Narasita.com- JAKARTA,— Ikatan Jurnalis Televisi Indonesia (IJTI) menggelar Konferensi Jurnalis Kampus Indonesia 2026 di Hall Dewan Pers, Jakarta, Kamis (4/6/2026). Kegiatan yang dihadiri ratusan mahasiswa dari berbagai perguruan tinggi di Jabodetabek itu menjadi ajang penguatan kapasitas dan regenerasi jurnalis muda di tengah tantangan disrupsi digital.

Konferensi yang ditujukan bagi pengelola Lembaga Pers Mahasiswa (LPM) dan mahasiswa Ilmu Komunikasi tersebut merupakan penyelenggaraan perdana di Jakarta.

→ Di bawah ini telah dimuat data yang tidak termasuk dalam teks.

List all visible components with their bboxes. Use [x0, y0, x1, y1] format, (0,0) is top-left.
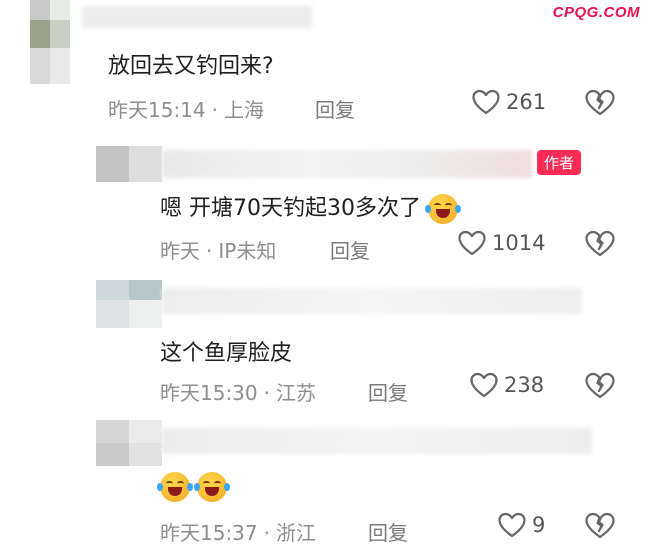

Kegiatan ini diinisiasi IJTI sebagai respons terhadap perkembangan teknologi yang mengubah lanskap industri media, sekaligus tekanan ekonomi global dan domestik yang memengaruhi keberlanjutan bisnis media.

Ketua Umum IJTI Herik Kurniawan mengatakan, keberadaan jurnalisme berkualitas semakin dibutuhkan di tengah derasnya arus informasi di media sosial.

“Di tengah gempuran media sosial yang terus menghantam masyarakat, muncul harapan dari ruang-ruang akademik. Jurnalis kampus menjadi motor penggerak sekaligus pilar masa depan yang akan meneruskan keberlanjutan jurnalisme profesional, independen, dan berintegritas,” ujar Herik.

Menurut dia, konferensi tersebut merupakan bentuk komitmen IJTI dalam mendampingi, membina, dan memperkuat ekosistem pers mahasiswa di Indonesia.

“Konferensi menjadi wadah strategis bagi para jurnalis muda untuk bertukar gagasan, meningkatkan kompetensi, dan merumuskan arah masa depan jurnalisme di Tanah Air,” katanya.

Dalam rangkaian kegiatan konferensi, IJTI juga menjalin kerja sama dengan Kementerian Ketenagakerjaan (Kemnaker) untuk meningkatkan kapasitas sumber daya manusia dalam menghadapi transformasi digital dan perkembangan teknologi kecerdasan buatan (Artificial Intelligence/AI).

Sekretaris Jenderal Kemnaker Cris Kuntadi mengatakan, kolaborasi tersebut diarahkan untuk menyiapkan generasi muda agar memiliki kompetensi yang relevan dengan perkembangan teknologi.

“Fokus utama kerja sama ini adalah menyiapkan generasi muda, khususnya jurnalis kampus, agar memiliki kompetensi yang relevan dengan perkembangan teknologi, termasuk pemanfaatan AI,” ujar Cris.

Komitmen tersebut ditandai dengan penandatanganan nota kesepahaman antara Sekretaris Jenderal Kemnaker Cris Kuntadi dan Ketua Umum IJTI Herik Kurniawan.

Nota kesepahaman yang berlaku selama tiga tahun itu mencakup pengembangan kapasitas sumber daya manusia, penguatan literasi ketenagakerjaan, serta pemanfaatan sarana dan prasarana pendukung.

Menurut Cris, media massa memiliki peran strategis dalam menyebarluaskan informasi ketenagakerjaan yang akurat, edukatif, dan mudah dipahami masyarakat.

“Kami di Kemnaker melihat bahwa disrupsi digital adalah keniscayaan yang harus dihadapi dengan kesiapan kompetensi. Kolaborasi dengan IJTI ini sangat strategis untuk melakukan upskilling dan reskilling secara berkelanjutan,” katanya.

Selain membahas penguatan kapasitas jurnalis muda, Konferensi Jurnalis Kampus Indonesia 2026 juga menghasilkan sejumlah rekomendasi. Salah satunya adalah penolakan terhadap segala bentuk intervensi, intimidasi, maupun sensor dari pihak kampus maupun pihak eksternal yang dapat mencederai independensi dan kemerdekaan pers mahasiswa.

Peserta konferensi juga mendorong Dewan Pers untuk memberikan perlindungan terhadap pers kampus. Selain itu, konferensi menyerukan penguatan solidaritas antar-Lembaga Pers Mahasiswa guna saling melindungi, mendampingi, dan membela sesama anggota dari berbagai bentuk kriminalisasi terhadap karya jurnalistik.

Konferensi ini diharapkan menjadi momentum penguatan peran pers mahasiswa sebagai ruang pembelajaran jurnalistik sekaligus pilar regenerasi jurnalisme profesional di Indonesia.